John Muir-Walnut Creek is the trauma center for all of Contra Costa, Solano and Marin counties, and handles 1,400 cases per year. The helicopter pad in the parking lot will be moved to the roof as part of the renovations.

The group also toured the Radiation Oncology Department, to learn about the Novalis system, which uses radiation beams to precisely hit on and around a tumor.

"We can beam on what we need to treat," said department manager Margaret Murphy.

She explained that horror stories of side effects from radiation treatments are from decades ago when radiation was applied to large portions of the body rather than pinpointing the cancer cells plus a safety margin.

"We're 100 percent confident treating a tiny target," she noted.

The third stop on the tour was the Cardiac Rhythm Center, where cardioverter defibrillators are implanted. The facility rivals those in university settings and is unmatched in the East Bay, said Margaret Simor, director of clinical operations for John Muir Health System's cardiovascular service line.

The expansion is being funded by bonds, cash on hand and philanthropy, said Health Foundation President Milt Smith.
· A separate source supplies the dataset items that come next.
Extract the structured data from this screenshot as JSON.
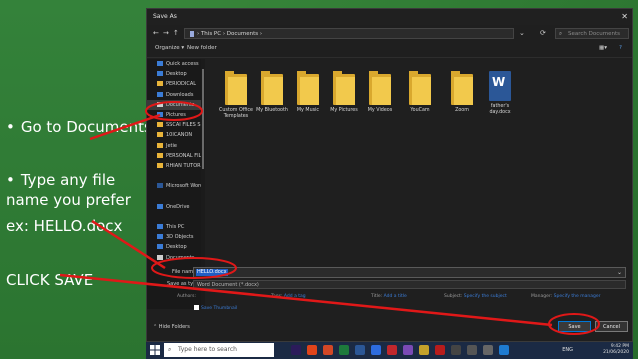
{
  "slide": {
    "instructions": [
      {
        "text": "Go to Documents",
        "bullet": true
      },
      {
        "text": "Type any file name you prefer",
        "bullet": true
      },
      {
        "text": "ex: HELLO.docx",
        "bullet": false
      },
      {
        "text": "CLICK SAVE",
        "bullet": false
      }
    ]
  },
  "dialog": {
    "title": "Save As",
    "close_glyph": "✕",
    "nav_back": "←",
    "nav_forward": "→",
    "nav_up": "↑",
    "breadcrumb": "› This PC › Documents ›",
    "search_placeholder": "Search Documents",
    "toolbar": {
      "organize": "Organize ▾",
      "new_folder": "New folder"
    },
    "nav_items": [
      {
        "label": "Quick access",
        "icon": "star-icon",
        "color": "#3b7cd6"
      },
      {
        "label": "Desktop",
        "icon": "desktop-icon",
        "color": "#3b7cd6"
      },
      {
        "label": "PERIODICAL",
        "icon": "folder-icon",
        "color": "#e8b43a"
      },
      {
        "label": "Downloads",
        "icon": "download-icon",
        "color": "#3b7cd6"
      },
      {
        "label": "Documents",
        "icon": "document-icon",
        "color": "#cfcfcf",
        "selected": true
      },
      {
        "label": "Pictures",
        "icon": "pictures-icon",
        "color": "#3b7cd6"
      },
      {
        "label": "SSCAI FILES S",
        "icon": "folder-icon",
        "color": "#e8b43a"
      },
      {
        "label": "10ICANON",
        "icon": "folder-icon",
        "color": "#e8b43a"
      },
      {
        "label": "Jetie",
        "icon": "folder-icon",
        "color": "#e8b43a"
      },
      {
        "label": "PERSONAL FILES",
        "icon": "folder-icon",
        "color": "#e8b43a"
      },
      {
        "label": "RHIAN TUTORIA",
        "icon": "folder-icon",
        "color": "#e8b43a"
      },
      {
        "label": "",
        "icon": "spacer",
        "color": "transparent"
      },
      {
        "label": "Microsoft Word",
        "icon": "word-icon",
        "color": "#2b5797"
      },
      {
        "label": "",
        "icon": "spacer",
        "color": "transparent"
      },
      {
        "label": "OneDrive",
        "icon": "cloud-icon",
        "color": "#3b7cd6"
      },
      {
        "label": "",
        "icon": "spacer",
        "color": "transparent"
      },
      {
        "label": "This PC",
        "icon": "computer-icon",
        "color": "#3b7cd6"
      },
      {
        "label": "3D Objects",
        "icon": "cube-icon",
        "color": "#3b7cd6"
      },
      {
        "label": "Desktop",
        "icon": "desktop-icon",
        "color": "#3b7cd6"
      },
      {
        "label": "Documents",
        "icon": "document-icon",
        "color": "#cfcfcf"
      }
    ],
    "files": [
      {
        "name": "Custom Office Templates",
        "kind": "folder"
      },
      {
        "name": "My Bluetooth",
        "kind": "folder"
      },
      {
        "name": "My Music",
        "kind": "folder"
      },
      {
        "name": "My Pictures",
        "kind": "folder"
      },
      {
        "name": "My Videos",
        "kind": "folder"
      },
      {
        "name": "YouCam",
        "kind": "folder"
      },
      {
        "name": "Zoom",
        "kind": "folder"
      },
      {
        "name": "father's day.docx",
        "kind": "word"
      }
    ],
    "file_name_label": "File name:",
    "file_name_value": "HELLO.docx",
    "save_type_label": "Save as type:",
    "save_type_value": "Word Document (*.docx)",
    "meta": {
      "authors_label": "Authors:",
      "authors_value": "",
      "tags_label": "Tags:",
      "tags_value": "Add a tag",
      "title_label": "Title:",
      "title_value": "Add a title",
      "subject_label": "Subject:",
      "subject_value": "Specify the subject",
      "manager_label": "Manager:",
      "manager_value": "Specify the manager"
    },
    "save_thumbnail": "Save Thumbnail",
    "hide_folders": "⌃ Hide Folders",
    "save_button": "Save",
    "cancel_button": "Cancel"
  },
  "taskbar": {
    "search_placeholder": "Type here to search",
    "tray_lang": "ENG",
    "time": "9:42 PM",
    "date": "21/06/2020"
  },
  "colors": {
    "accent": "#0078d7",
    "annotation": "#e01818"
  }
}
Margins are slim at John Muir, explained Smith. At most hospitals, margins around 2-5 percent are considered to be good.

"At John Muir, we're always shooting for margins of around 5 percent," said Smith.

The surplus is applied to the following year's operating budget.

"John Muir is noted for its quality medical staff," Smith said. "'High tech' and 'high touch' - that's what our money is used for. Salaries are about 40 percent of our budget."

Payments by insurance companies and Medicare are not necessarily what patients see on their bills, he said. The fees are negotiated between the insurance companies and the hospital.

"Everything is cleaned within an inch of its life," he also noted, which has a cost.

The five-year expansion at John Muir-Walnut Creek will add 234 new rooms, for a total of 410, including more private rooms, which have been proven to facilitate healing. The neonatal intensive care nursery will have its capacity increased from 19 beds to 34, with a combination of private and semi-private rooms for critically ill newborns and sleep chairs for parents. Three new inpatient surgical suites will be built for a total of 13, with room for the latest technology.

"A small group of residents and physicians made John Muir happen and now we are ready to take it to the next level," said capital campaign director Low.

The idea behind a community hospital is to offer sophisticated treatments so patients don't have to drive to San Francisco or Stanford, she said. John Muir is being expanded because of the increasing population in Contra Costa County plus to update with the latest medical technology. Also, the original building, from 1965, will no longer meet state seismic standards in 2013.

The John Muir Health Foundation has raised funds from its own board members, employees, physicians, volunteers, auxiliary, community members, foundation and corporations. It is now entering into the Campaign for John Muir Medical Center-Walnut Creek, which is the private support portion of the project.

The five-floor parking garage will be finished this year with 780 spaces, and the groundbreaking for the additional work is scheduled for early 2008. New construction should be finished in late 2010, and remodeling of the existing buildings completed the following year.

John Muir's Concord campus is targeted next for renovation, a $170 million project. John Muir Health also includes an outpatient center in Brentwood.